Case ID: misc2d_11/html/0301-01.html
Source: Caselaw Access Project
Author: {"author": "Benjamin Breuwer, J.", "license": "Public Domain", "url": "https://static.case.law/"}
Date Created: 2024-08-24T03:29:51.129683

Carmine Grazioso, Individually and as Administrator of the Estate of Kenneth Grazioso, Deceased, Plaintiff, v. City of New York et al., Defendants.
    Supreme Court, Trial Term, Kings County,
    February 25, 1958.
    
      
      Jacob D. Fuchsberg for plaintiff.
    
      Adrian P. Burke, Corporation Counsel (Alfred Duffy of counsel), for City of New York, defendant.
    
      Abraham M. Levy for Welsbach Corporation, defendant.
   Benjamin Breuwer, J.

This is a cross claim for indemnification in an action for wrongful death and conscious pain and suffering of an infant due to a collision at an intersection where a traffic light had failed to operate because of a burned-out bulb.
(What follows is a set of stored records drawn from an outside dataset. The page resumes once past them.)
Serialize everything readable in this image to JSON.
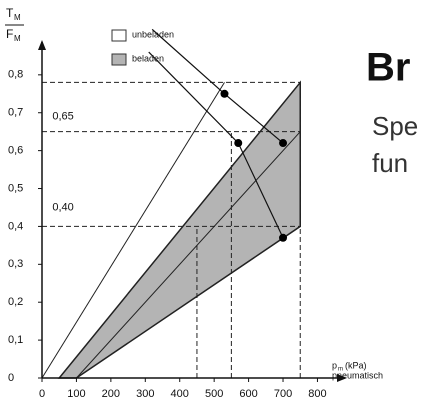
{
  "chart_data": {
    "type": "line",
    "y_label": {
      "numerator": "T",
      "numerator_sub": "M",
      "denominator": "F",
      "denominator_sub": "M"
    },
    "x_label": {
      "main": "p",
      "sub": "m",
      "unit": "(kPa)",
      "line2": "pneumatisch"
    },
    "xlim": [
      0,
      880
    ],
    "ylim": [
      0,
      0.95
    ],
    "xticks": [
      0,
      100,
      200,
      300,
      400,
      500,
      600,
      700,
      800
    ],
    "yticks": [
      0,
      {
        "value": 0.1,
        "label": "0,1"
      },
      {
        "value": 0.2,
        "label": "0,2"
      },
      {
        "value": 0.3,
        "label": "0,3"
      },
      {
        "value": 0.4,
        "label": "0,4"
      },
      {
        "value": 0.5,
        "label": "0,5"
      },
      {
        "value": 0.6,
        "label": "0,6"
      },
      {
        "value": 0.7,
        "label": "0,7"
      },
      {
        "value": 0.8,
        "label": "0,8"
      }
    ],
    "region": {
      "color": "#b4b4b4",
      "x": [
        50,
        750,
        750,
        100
      ],
      "values": [
        0,
        0.78,
        0.4,
        0
      ]
    },
    "series": [
      {
        "color": "#222222",
        "x": [
          0,
          530
        ],
        "values": [
          0,
          0.78
        ]
      },
      {
        "color": "#222222",
        "x": [
          100,
          750
        ],
        "values": [
          0,
          0.65
        ]
      }
    ],
    "dashed": [
      {
        "x": [
          0,
          750
        ],
        "values": [
          0.78,
          0.78
        ]
      },
      {
        "x": [
          0,
          750
        ],
        "values": [
          0.65,
          0.65
        ]
      },
      {
        "x": [
          0,
          750
        ],
        "values": [
          0.4,
          0.4
        ]
      },
      {
        "x": [
          450,
          450
        ],
        "values": [
          0,
          0.4
        ]
      },
      {
        "x": [
          550,
          550
        ],
        "values": [
          0,
          0.65
        ]
      },
      {
        "x": [
          750,
          750
        ],
        "values": [
          0,
          0.78
        ]
      }
    ],
    "points": {
      "color": "#000000",
      "x": [
        530,
        570,
        700,
        700
      ],
      "values": [
        0.75,
        0.62,
        0.62,
        0.37
      ]
    },
    "legend": [
      {
        "label": "unbeladen",
        "color": "#ffffff",
        "x": [
          320,
          530,
          700
        ],
        "values": [
          0.92,
          0.75,
          0.62
        ]
      },
      {
        "label": "beladen",
        "color": "#b4b4b4",
        "x": [
          310,
          570,
          700
        ],
        "values": [
          0.86,
          0.62,
          0.37
        ]
      }
    ],
    "annotations": [
      {
        "text": "0,65",
        "x": 30,
        "y": 0.69
      },
      {
        "text": "0,40",
        "x": 30,
        "y": 0.45
      }
    ],
    "slide_text": [
      "Br",
      "Spe",
      "fun"
    ]
  }
}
The jury rendered a verdict of $20,750 against both the owner of the colliding vehicle and the City of New York. The latter, relying on both contract and common-law indemnification, claims that its liability is of a passive nature, and that the active fault lies with Welsbach, the contractor, which undertook but failed to replace the bulb.

The rather limited scope of bulb replacement facilities provided in the contract apparently obliged the city also to maintain trucks and bulbs for replacement purposes. On the day previous to the collision the city’s officer arrived in such a truck equipped with bulbs, in response to a direct notification that the traffic light was out. He made an inspection but failed to make the replacement because a ladder was not available. Thereupon he ’phoned Welsbach to replace the bulb but' it is clear from the evidence that the locale of the traffic light was either wrongly given or misunderstood. Welsbach made no particular effort to trace the trouble. Following the accident the same employee of the city, using the very same equipment he had with him the day before, managed to replace the bulb without a ladder. The contract between the parties upon which the cross claim is based provides for periodic inspection by Welsbach and for indemnification in the event of the latter’s negligence.

I agree that Welsbach, even if misinformed, should have taken steps to trace the locale of the trouble and that its failure to do so constituted negligence, regardless of the truth of its contention that it had made an earlier general inspection pursuant to contract. But the City of New York was at least equally culpable because the employee who ultimately replaced the bulb could have replaced it with the same equipment at his disposal when he appeared on the scene prior to the accident. This was not a failure of action which may properly be termed mere passive negligence but a failure of positive and immediate action which the circumstances demanded to ward off an unmistakable and foreseeable danger (Falk v. Crystal Hall, 200 Misc. 979, affd. 279 App. Div. 1071). The failure to make a prompt replacement of the burned-out bulb was the all important factor which set the stage for the ensuing tragedy.

The City of New York, having been thus plainly derelict, must fail upon its cross claim since, it relies upon a contract which does not unequivocally provide for indemnification against its own negligence (Inman v. Binghamton Housing Auth., 3 N Y2d 137; Dick v. Sunbright Steam Laundry Corp., 307 N. Y. 422; Thompson-Starrett Co. v. Otis Elevator Co., 271 N. Y. 36). The contract is of no aid to the city as a contractual shield for escaping its primary duty to safeguard motorists against dangers ensuing from a known, nonfunctioning traffic signal — a mechanism established by it and over which it continued to exercise control and maintenance. One who acquiesces in the continuation of a dangerous condition after actual, as distinguished from constructive, notice thereof, is in pari delicto with a primary wrongdoer (Salamy v. New York Cent. System, 1 A D 2d 27). It follows a fortiori that as to the city, here primarily at fault, this principle applies all the more and with even greater force.

Nor has the city met its burden of proof that the contractor breached its contract for periodic inspection, as was the case in McMahon v. McGowan (2 A D 2d 958) which involved a similar contract. Notwithstanding similar contracts, indemnification depends upon the circumstances and the precise facts of each case (Salamy v. New York Cent. System, supra; Harrington v. 615 West Corp., 1 A D 2d 435). The City of New York, being in pari delicto, is accordingly not entitled to indemnification (Middleton v. City of New York, 276 App. Div. 780, affd. 300 N. Y. 732; McFall v. Compagnie Maritime Belge, 304 N. Y. 314).

Judgment upon the claim over for the defendant Welsbach Corporation.